UK - UK firm TUI Travel has used two of its brands as collateral in a deal with pension fund trustees aimed at plugging a more than £400m (€453.7m) pension deficit.

The deal - almost two years in the making - is the first of its kind to use intangible assets.

Previous deals of this kind, including that struck for Marks & Spencer by Deloitte, have mainly leveraged property assets. TUI had no significant such assets. 

A partnership trust now owns the Thomson and First Choice brands, valued independently at £305m, and will receive royalties for their use representing 1.65% of turnover generated by the brands and £33m annually.

The scheme sponsor retains operational control of the brands.

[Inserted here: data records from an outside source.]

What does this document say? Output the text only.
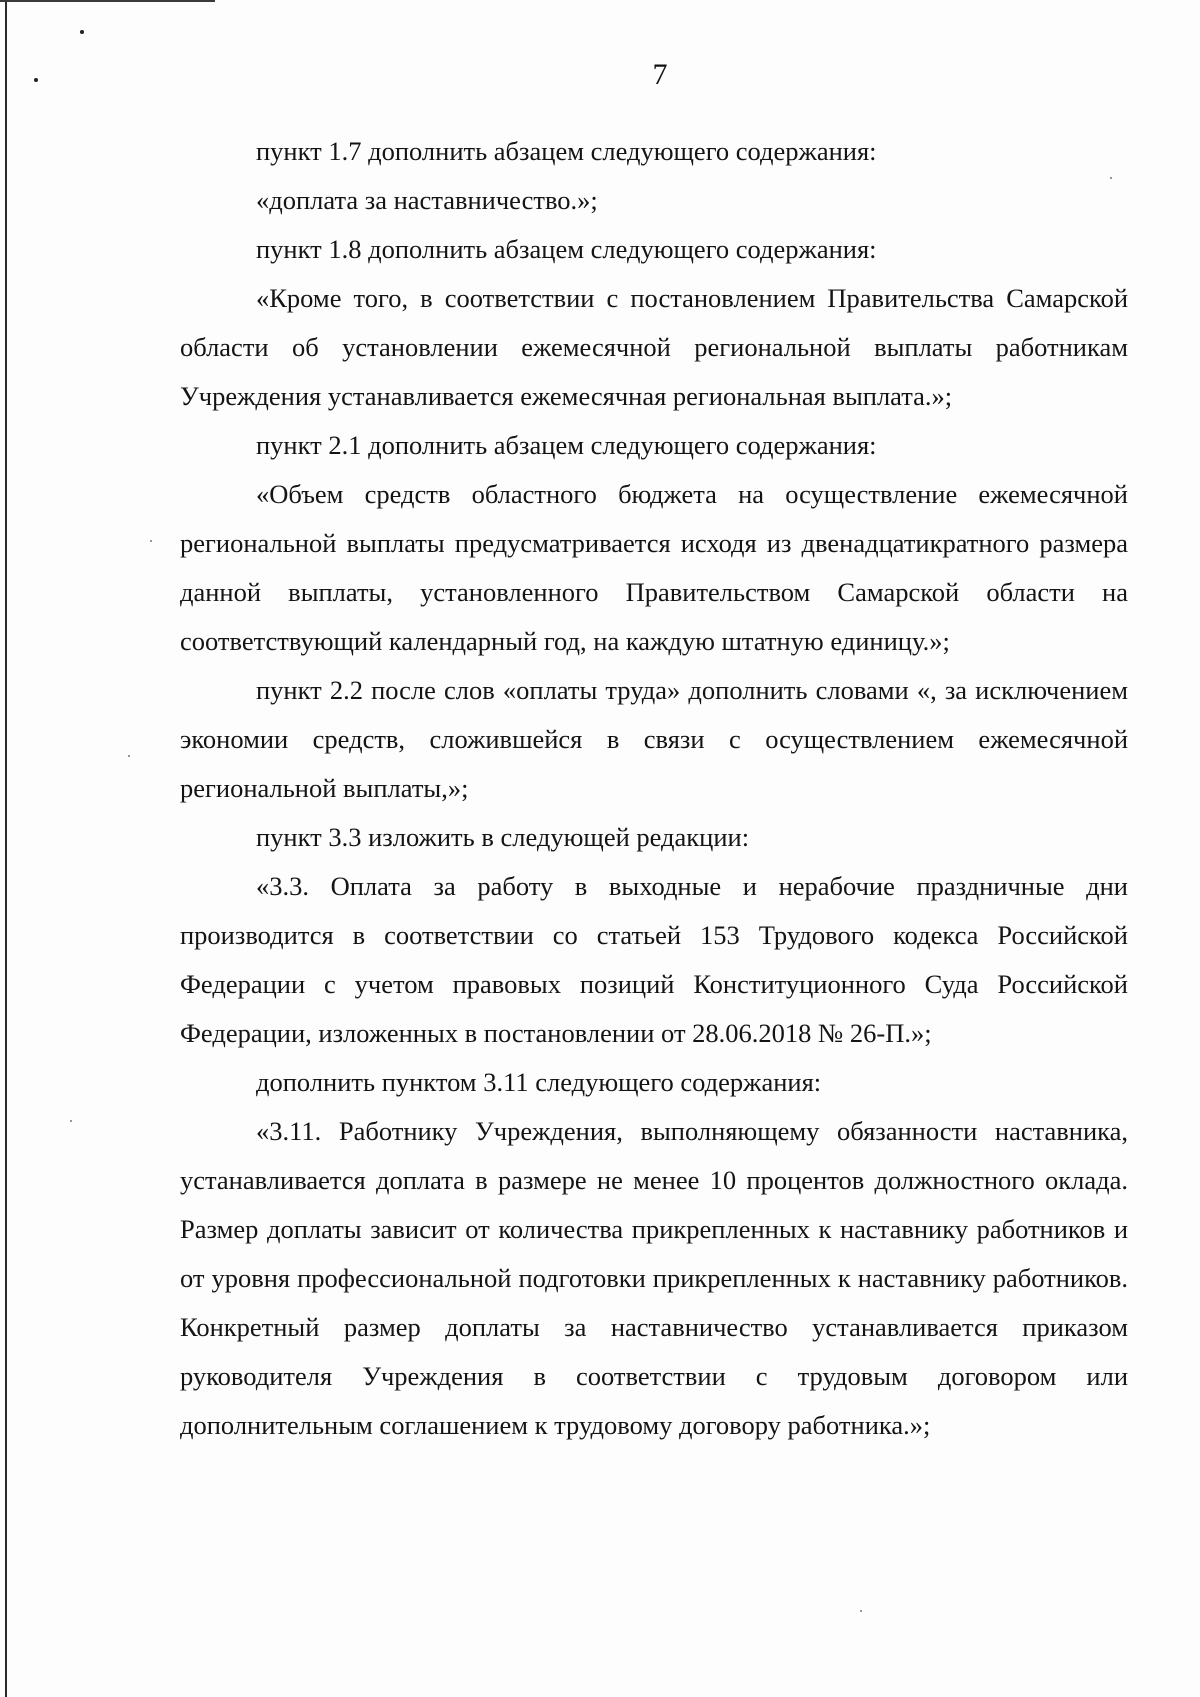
7

пункт 1.7 дополнить абзацем следующего содержания:

«доплата за наставничество.»;

пункт 1.8 дополнить абзацем следующего содержания:

«Кроме того, в соответствии с постановлением Правительства Самарской области об установлении ежемесячной региональной выплаты работникам Учреждения устанавливается ежемесячная региональная выплата.»;

пункт 2.1 дополнить абзацем следующего содержания:

«Объем средств областного бюджета на осуществление ежемесячной региональной выплаты предусматривается исходя из двенадцатикратного размера данной выплаты, установленного Правительством Самарской области на соответствующий календарный год, на каждую штатную единицу.»;

пункт 2.2 после слов «оплаты труда» дополнить словами «, за исключением экономии средств, сложившейся в связи с осуществлением ежемесячной региональной выплаты,»;

пункт 3.3 изложить в следующей редакции:

«3.3. Оплата за работу в выходные и нерабочие праздничные дни производится в соответствии со статьей 153 Трудового кодекса Российской Федерации с учетом правовых позиций Конституционного Суда Российской Федерации, изложенных в постановлении от 28.06.2018 № 26-П.»;

дополнить пунктом 3.11 следующего содержания:

«3.11. Работнику Учреждения, выполняющему обязанности наставника, устанавливается доплата в размере не менее 10 процентов должностного оклада. Размер доплаты зависит от количества прикрепленных к наставнику работников и от уровня профессиональной подготовки прикрепленных к наставнику работников. Конкретный размер доплаты за наставничество устанавливается приказом руководителя Учреждения в соответствии с трудовым договором или дополнительным соглашением к трудовому договору работника.»;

Only if the group becomes insolvent will the scheme be able to appoint a new partner and assume control of the brands. 

Transfer of the brands immediately injected £275m into the TUI pension schemes. The arrangements provide the schemes with a bond-like investment in the partnership, with a fixed return over a 15-year period and a capital injection at the end of it up to £275m.

TUI has also merged the four smallest of its six schemes - the result of successive mergers and acquisitions - into a single structure, which leaves the firm with three schemes: BAL, TUI UK and Thomson Airways.

TUI reward director David House said the company had decided against merging all six schemes because of the "challenging" structure of Britannia Airways scheme.

"It would have meant putting all the schemes into a structure where two member-appointed trustees can veto a board decision," he said.

The new arrangement places 2.5% caps on pensionable pay of employees earning more than £30,000. A defined contribution scheme will make up the difference. Lower earners will retain the final salary structure on full accrual - an arrangement House described as "both affordable and socially responsible".

Asked why the company had not simply closed the schemes to future accrual, he said: "We've achieved the same level of saving without doing it. This arrangement is more innovative, better for employees and a better solution for stakeholders."

The company says the deal will reduce its cash obligations to the merged schemes from £90m to £52m annually.